During his six years at Los Fresnos, the Falcons posted a 49-20 record and made the playoffs each year.  In 2015, Los Fresnos went 9-2, losing to Weslaco 49-28 in bi-district.  Finley compiled a 3-6 postseason mark with the Falcons.

In addition to his head coaching duties, Finley spent one season as defensive coordinator at Schulenburg followed by three seasons at Victoria Memorial in the same capacity.

Big Spring’s newest coach also brings a variety of playing experience to the Steer program.  Finley starred at quarterback for Cuero and went on to play safety at Nebraska.  Following his collegiate career, he spent two seasons with the NFL’s Kansas City Chiefs.

Despite playing bigtime college and professional football and coaching at the 6A level, Finley looks forward to returning to West Texas and directing a Class 4A program.

“It’s about being comfortable and I feel very comfortable right here in Big Spring, Texas,” he commented to the Reporter-Telegram.  “That’s one of the reasons that I’m here.  I’ve lived in West Texas and I like the atmosphere here.”

• Leander Glenn Tabs Rob Schoenfeld as First Coach

Rob Schoenfeld will start at the very beginning.  Leander Tom Glenn has selected Cedar Park’s former offensive coordinator as its first head coach.  The school will open in August 2016 for freshmen and sophomores.

“I didn’t want to pass up this opportunity,” Schoenfeld told the Austin American-Statesman.  “I wasn’t unhappy or had any reason to leave Cedar Park.  For the last four years, it’s been a tremendous experience.”

Last season, the Timberwolves captured the Class 5A Division II title and averaged 45.8 points per game with Schoenfeld directing the offense.  The 48-year-old former assistant also served on Cedar Park’s 2012 championship team and Bay City’s 2000 squad which won the Class 4A Division I title.

Tom Glenn won’t be Schoenfeld’s first gig as a head coach.  He compiled a 34-39 mark in seven seasons at Boling and Edna.

“Coach Schoenfeld’s passion for helping young people find success, both on the field and in the classroom, is unmatched,” Lee Bridges, senior director of athletics for Leander ISD, said in a release.  “His rich experience coaching football makes him a natural choice for the position.  I’m confident he will build a tradition of excellence at Glenn.”
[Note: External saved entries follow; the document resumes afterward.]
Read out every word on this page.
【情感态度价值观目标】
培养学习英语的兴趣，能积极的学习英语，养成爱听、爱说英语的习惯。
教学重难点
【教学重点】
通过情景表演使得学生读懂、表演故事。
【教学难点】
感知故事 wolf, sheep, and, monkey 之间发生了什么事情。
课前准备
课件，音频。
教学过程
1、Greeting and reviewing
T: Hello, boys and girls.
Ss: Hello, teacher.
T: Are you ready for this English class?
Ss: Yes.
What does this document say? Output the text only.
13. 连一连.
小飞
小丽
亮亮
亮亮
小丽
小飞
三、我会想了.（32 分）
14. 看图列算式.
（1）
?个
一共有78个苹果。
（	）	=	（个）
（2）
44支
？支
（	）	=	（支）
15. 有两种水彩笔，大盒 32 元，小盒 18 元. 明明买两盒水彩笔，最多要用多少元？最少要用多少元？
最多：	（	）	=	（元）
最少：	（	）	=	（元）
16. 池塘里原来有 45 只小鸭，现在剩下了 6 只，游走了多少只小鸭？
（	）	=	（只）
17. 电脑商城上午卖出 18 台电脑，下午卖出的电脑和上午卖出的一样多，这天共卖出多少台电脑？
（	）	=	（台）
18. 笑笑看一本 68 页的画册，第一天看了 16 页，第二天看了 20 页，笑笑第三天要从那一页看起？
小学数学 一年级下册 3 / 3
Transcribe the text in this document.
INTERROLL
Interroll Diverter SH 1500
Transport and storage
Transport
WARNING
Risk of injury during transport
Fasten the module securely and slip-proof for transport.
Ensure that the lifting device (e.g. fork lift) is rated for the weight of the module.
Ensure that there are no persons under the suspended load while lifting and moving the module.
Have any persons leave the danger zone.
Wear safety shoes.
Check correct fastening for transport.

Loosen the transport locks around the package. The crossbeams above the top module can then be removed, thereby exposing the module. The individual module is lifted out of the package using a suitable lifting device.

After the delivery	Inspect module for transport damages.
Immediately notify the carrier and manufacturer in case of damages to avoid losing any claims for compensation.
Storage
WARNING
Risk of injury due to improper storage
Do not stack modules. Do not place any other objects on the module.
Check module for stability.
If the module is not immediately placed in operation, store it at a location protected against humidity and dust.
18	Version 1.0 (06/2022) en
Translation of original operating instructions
Bridges has not commented directly on a timeline for Glenn to compete at the varsity level.  However, according to the FAQ section about the school on the Leander ISD website, the Grizzlies will play in Class 4A during its first two years of operation.

The district encompassing parts of Williamson and Travis counties has experienced tremendous growth over the past decade.  The Greater Austin Chamber of Commerce reports the population has increased by 127 percent since 2002.

Gridiron talent does not appear lacking in the area.  Leander’s five current high schools combined for a 45-20 record in 2015.  The two newest, Rouse and Vandegrift, both reached the state semifinals within five years of their varsity debuts.